Elizabeth Hancock suffers a ‘sodaine weaknesse in all the parts of her body’, but with no loss of appetite. Every time she feels a little better, she gets some fresh air by leaning on the open-air stall in her house and shop. And, every time she is seen there, Mary Smith puts more the pressure on her: “whom this Marie Smith seeing, did ever ban, adding the former curse, the pox light upon you, can you yet come to the door?” After three weeks of this, there’s a climactic episode:

“and at the end of these three weeks, being but very weak, came forth as she used to do, to take the ayre, this mischievous woman most bitterly cursed her again, whereupon she went into the house, fell into such a torturing fit, and nipping at the heart, that she fainted, hardly recoverable for the space of half an hour, and so grievously racked and tormented through all parts of her body, as if the very flesh had been torn from the bones, by the violent pain whereof she could not refrain, but tore the hair from off her head.”

Elizabeth, convinced that she is the victim of Mary Smith’s effective curse, plays the part of witch’s victim with great energy. One doubts that there was much wrong with her, her appetite remained good. But she is getting three weeks in bed, lots of attention, and if she can get Mary Smith incriminated for witchcraft, then convicted and hanged, the witch will lose her power, and Elizabeth wins the quarrel.

With this forceful and unpleasant personality, and victims either willing to act out the part assigned them or exhibiting symptoms of a more advanced stage of their illness, it was in the end easy enough for Mary to believe in her own malign powers.

Roberts as minister got to know her in her last days, and says he will be “sparing by anie amplification to enlarge this” but will “nakedly rehearse the truth, and number of her own words unto me.”

From Roberts, Smith learned how to analyse her experience in the right demonological way: her first surrender to the devil, who “appeared unto her amidst these discontentments, in the shape of a black man, and willed that she should continue in her malice, envy, hatred, banning and cursing; and then he would be revenged for her upon all those to whom she wished evil: and this promise was uttered in a low murmuring and hissing voice” (Roberts makes a point of this, that the devil "cannot so perfectly represent the fashion of a man's body, but that there is some sensible deformity, by which he bewrayeth himself ... as in his body assumed, so in his speech there is a defect, for it is weak, small, whispering, imperfect."

Mary was executed on January 12th, 1616, in very “distemperate” weather. They clearly wanted to postpone the business to a better day, offering up as an excuse the notion that she might be brought to acknowledge more of her crimes, but Mary was not minded to oblige them “which she in no wise would condescend unto should be deferred”.

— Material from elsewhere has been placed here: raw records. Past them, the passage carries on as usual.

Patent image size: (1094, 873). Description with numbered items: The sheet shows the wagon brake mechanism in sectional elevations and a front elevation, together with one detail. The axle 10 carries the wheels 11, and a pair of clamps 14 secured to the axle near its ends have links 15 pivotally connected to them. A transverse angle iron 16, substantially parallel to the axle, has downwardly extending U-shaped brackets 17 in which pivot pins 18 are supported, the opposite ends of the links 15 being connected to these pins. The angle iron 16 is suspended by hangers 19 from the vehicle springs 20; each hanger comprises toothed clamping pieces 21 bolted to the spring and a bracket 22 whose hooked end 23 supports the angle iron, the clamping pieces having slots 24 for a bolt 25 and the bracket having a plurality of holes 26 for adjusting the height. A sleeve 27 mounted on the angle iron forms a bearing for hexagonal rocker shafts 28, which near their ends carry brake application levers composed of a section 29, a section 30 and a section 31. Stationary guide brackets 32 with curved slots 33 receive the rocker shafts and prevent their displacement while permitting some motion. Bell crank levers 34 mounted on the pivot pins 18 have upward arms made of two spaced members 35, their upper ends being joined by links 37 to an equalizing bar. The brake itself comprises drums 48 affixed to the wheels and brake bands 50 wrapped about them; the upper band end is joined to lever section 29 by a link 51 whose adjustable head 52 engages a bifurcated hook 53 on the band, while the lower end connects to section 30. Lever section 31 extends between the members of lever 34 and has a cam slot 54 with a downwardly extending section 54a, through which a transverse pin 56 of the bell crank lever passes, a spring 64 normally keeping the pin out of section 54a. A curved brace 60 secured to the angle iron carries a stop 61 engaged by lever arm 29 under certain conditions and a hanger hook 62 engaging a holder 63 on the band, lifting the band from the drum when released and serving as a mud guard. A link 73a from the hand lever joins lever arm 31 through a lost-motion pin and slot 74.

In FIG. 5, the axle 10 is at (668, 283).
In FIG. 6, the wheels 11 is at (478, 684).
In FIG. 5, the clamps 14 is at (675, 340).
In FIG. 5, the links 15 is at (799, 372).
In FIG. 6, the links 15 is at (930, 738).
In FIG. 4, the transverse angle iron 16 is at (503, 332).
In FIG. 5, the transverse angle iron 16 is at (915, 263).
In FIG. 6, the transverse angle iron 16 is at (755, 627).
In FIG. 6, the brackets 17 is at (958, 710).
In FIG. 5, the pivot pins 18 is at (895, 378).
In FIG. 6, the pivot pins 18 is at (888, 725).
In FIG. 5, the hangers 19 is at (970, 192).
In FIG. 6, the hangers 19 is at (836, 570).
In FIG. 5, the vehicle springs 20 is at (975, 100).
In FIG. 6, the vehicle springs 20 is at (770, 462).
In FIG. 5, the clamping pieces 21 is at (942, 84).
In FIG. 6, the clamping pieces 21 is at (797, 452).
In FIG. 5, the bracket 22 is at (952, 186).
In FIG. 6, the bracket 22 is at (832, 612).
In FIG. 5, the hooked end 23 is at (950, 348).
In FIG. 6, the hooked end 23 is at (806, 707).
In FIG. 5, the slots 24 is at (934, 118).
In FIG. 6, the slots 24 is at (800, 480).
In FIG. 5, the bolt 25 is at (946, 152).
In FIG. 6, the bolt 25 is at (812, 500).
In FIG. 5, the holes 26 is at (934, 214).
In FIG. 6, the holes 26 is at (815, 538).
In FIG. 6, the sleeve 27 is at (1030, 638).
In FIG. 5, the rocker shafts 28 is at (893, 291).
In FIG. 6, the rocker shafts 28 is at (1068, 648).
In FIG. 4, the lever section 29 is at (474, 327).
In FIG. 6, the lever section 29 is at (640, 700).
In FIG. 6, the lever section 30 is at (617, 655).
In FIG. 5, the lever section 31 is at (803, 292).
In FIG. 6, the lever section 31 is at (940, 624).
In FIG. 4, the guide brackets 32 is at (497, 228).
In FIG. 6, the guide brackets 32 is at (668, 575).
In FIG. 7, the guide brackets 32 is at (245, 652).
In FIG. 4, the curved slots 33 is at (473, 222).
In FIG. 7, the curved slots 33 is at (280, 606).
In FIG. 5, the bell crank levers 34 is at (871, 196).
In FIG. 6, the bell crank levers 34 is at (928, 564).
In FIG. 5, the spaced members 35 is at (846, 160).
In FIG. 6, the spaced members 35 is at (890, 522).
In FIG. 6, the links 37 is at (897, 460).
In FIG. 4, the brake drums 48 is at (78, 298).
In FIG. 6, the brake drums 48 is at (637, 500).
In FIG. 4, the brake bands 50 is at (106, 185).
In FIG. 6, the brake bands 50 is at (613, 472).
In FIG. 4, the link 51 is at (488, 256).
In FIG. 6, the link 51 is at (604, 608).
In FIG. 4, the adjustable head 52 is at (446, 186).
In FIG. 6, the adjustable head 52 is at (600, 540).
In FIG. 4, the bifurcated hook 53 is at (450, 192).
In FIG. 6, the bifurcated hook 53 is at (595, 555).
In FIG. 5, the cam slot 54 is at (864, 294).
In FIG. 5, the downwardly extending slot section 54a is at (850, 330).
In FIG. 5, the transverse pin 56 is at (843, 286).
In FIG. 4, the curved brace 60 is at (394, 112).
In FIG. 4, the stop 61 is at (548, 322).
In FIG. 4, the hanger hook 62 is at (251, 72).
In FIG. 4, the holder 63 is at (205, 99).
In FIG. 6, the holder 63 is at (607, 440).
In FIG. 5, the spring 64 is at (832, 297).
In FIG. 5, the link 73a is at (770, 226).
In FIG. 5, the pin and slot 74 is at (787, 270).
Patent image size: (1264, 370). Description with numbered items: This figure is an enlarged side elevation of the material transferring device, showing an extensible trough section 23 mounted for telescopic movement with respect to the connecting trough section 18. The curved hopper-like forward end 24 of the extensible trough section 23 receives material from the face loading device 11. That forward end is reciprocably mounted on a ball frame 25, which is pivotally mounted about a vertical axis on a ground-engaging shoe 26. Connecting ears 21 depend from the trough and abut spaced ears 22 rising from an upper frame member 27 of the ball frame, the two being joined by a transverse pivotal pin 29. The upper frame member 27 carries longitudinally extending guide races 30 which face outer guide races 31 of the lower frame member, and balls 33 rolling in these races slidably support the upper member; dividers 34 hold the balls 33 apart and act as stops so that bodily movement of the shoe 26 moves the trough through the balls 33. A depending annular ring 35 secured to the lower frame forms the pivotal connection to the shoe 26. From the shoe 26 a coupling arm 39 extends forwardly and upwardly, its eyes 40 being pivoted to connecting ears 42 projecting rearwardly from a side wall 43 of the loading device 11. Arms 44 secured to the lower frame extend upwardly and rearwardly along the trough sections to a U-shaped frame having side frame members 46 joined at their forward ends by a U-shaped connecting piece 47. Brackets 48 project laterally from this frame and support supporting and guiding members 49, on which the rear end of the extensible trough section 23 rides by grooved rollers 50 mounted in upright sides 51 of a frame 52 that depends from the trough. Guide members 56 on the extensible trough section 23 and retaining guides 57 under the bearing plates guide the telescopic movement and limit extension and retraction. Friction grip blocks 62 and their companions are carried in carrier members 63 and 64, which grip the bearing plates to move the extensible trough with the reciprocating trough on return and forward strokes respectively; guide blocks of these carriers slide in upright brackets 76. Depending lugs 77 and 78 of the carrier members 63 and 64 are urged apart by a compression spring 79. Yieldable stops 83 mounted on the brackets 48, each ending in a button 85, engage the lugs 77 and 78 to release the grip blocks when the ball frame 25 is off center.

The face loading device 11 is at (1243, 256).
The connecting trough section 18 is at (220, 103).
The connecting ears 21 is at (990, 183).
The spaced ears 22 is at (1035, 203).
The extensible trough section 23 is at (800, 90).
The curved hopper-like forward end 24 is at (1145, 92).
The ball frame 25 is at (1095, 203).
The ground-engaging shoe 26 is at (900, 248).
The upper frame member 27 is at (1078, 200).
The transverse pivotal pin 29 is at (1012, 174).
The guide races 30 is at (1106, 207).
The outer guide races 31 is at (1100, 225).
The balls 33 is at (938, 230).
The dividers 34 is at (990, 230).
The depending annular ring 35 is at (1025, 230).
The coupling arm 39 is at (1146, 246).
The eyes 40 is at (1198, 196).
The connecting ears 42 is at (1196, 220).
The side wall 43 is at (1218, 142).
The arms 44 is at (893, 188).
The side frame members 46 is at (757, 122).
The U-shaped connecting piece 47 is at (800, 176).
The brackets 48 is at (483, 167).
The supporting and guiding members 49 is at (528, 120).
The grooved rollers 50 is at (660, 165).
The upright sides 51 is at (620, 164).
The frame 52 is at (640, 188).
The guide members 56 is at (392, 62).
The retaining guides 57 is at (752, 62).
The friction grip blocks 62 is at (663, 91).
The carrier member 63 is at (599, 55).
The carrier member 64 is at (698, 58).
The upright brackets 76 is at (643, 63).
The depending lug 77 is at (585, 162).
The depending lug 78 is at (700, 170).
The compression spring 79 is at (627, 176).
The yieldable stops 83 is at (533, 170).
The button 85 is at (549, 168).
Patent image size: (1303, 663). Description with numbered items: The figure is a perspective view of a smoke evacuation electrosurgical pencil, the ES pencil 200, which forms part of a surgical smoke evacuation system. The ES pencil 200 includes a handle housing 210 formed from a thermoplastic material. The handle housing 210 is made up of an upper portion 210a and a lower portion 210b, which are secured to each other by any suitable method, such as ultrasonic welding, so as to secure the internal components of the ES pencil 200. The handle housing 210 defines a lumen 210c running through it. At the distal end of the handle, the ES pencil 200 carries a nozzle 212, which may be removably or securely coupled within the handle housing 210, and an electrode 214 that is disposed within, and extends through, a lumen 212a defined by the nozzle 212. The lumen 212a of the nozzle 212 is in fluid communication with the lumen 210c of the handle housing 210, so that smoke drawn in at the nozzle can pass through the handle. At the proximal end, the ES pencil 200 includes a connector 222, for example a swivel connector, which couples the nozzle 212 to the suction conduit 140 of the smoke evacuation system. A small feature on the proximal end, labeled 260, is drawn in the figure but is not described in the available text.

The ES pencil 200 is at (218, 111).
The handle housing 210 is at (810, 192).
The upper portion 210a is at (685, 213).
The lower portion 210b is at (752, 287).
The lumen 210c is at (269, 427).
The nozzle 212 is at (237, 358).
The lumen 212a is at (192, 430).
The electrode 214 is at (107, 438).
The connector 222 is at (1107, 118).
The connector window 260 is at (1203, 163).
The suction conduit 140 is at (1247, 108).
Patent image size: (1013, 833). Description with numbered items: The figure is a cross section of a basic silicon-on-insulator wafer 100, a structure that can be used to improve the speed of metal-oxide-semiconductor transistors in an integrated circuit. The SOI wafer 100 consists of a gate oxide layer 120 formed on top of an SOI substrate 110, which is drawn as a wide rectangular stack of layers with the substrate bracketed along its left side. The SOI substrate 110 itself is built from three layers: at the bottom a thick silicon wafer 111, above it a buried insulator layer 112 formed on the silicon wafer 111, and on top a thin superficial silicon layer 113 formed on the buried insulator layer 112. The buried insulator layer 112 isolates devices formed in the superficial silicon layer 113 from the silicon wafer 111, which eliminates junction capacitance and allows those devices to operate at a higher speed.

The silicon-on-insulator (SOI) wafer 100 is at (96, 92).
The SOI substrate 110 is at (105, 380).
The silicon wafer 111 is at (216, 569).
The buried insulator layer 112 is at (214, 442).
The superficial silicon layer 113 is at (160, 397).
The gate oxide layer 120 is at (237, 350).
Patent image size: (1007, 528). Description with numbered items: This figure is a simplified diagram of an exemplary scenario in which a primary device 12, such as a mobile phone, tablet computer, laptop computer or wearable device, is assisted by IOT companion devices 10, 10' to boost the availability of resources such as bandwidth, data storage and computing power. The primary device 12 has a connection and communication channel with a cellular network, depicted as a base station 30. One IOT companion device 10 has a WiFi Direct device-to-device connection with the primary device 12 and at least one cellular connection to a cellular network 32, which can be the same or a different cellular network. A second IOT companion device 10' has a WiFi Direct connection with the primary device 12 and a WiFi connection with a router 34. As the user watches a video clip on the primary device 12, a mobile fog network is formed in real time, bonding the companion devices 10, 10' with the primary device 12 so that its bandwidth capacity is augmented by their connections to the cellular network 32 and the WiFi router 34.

Despite the weather, a large crowd gathered, and Mary took control of the proceedings. As before, when she was considered to be an associate of the devil, she’d thoroughly convinced people that such were her real powers, so at the end she managed to play up to their ideology forcefully enough to give the impression that she was, despite everything, on her way to heaven:
“she in particular manner confessed openly at the place of execution, in the audience of multitudes of people gathered together (as is usual at such times) to be beholders of her death. And made there also profession of her faith, and hope of a better life hereafter; and the means whereby she trusted to obtain the same, as before, hath been specified. And being asked, if she would be contented to have a Psalm sung, answered willingly that she desired the same, and appointed it herself, The Lamentation of a Sinner, whose beginning is, Lord turn not away thy face, &c. And after the ending thereof thus finished her life: So that in the judgment of charity we are to conceive the best, and think she resteth in peace, notwithstanding her heinous transgressions formerly committed.”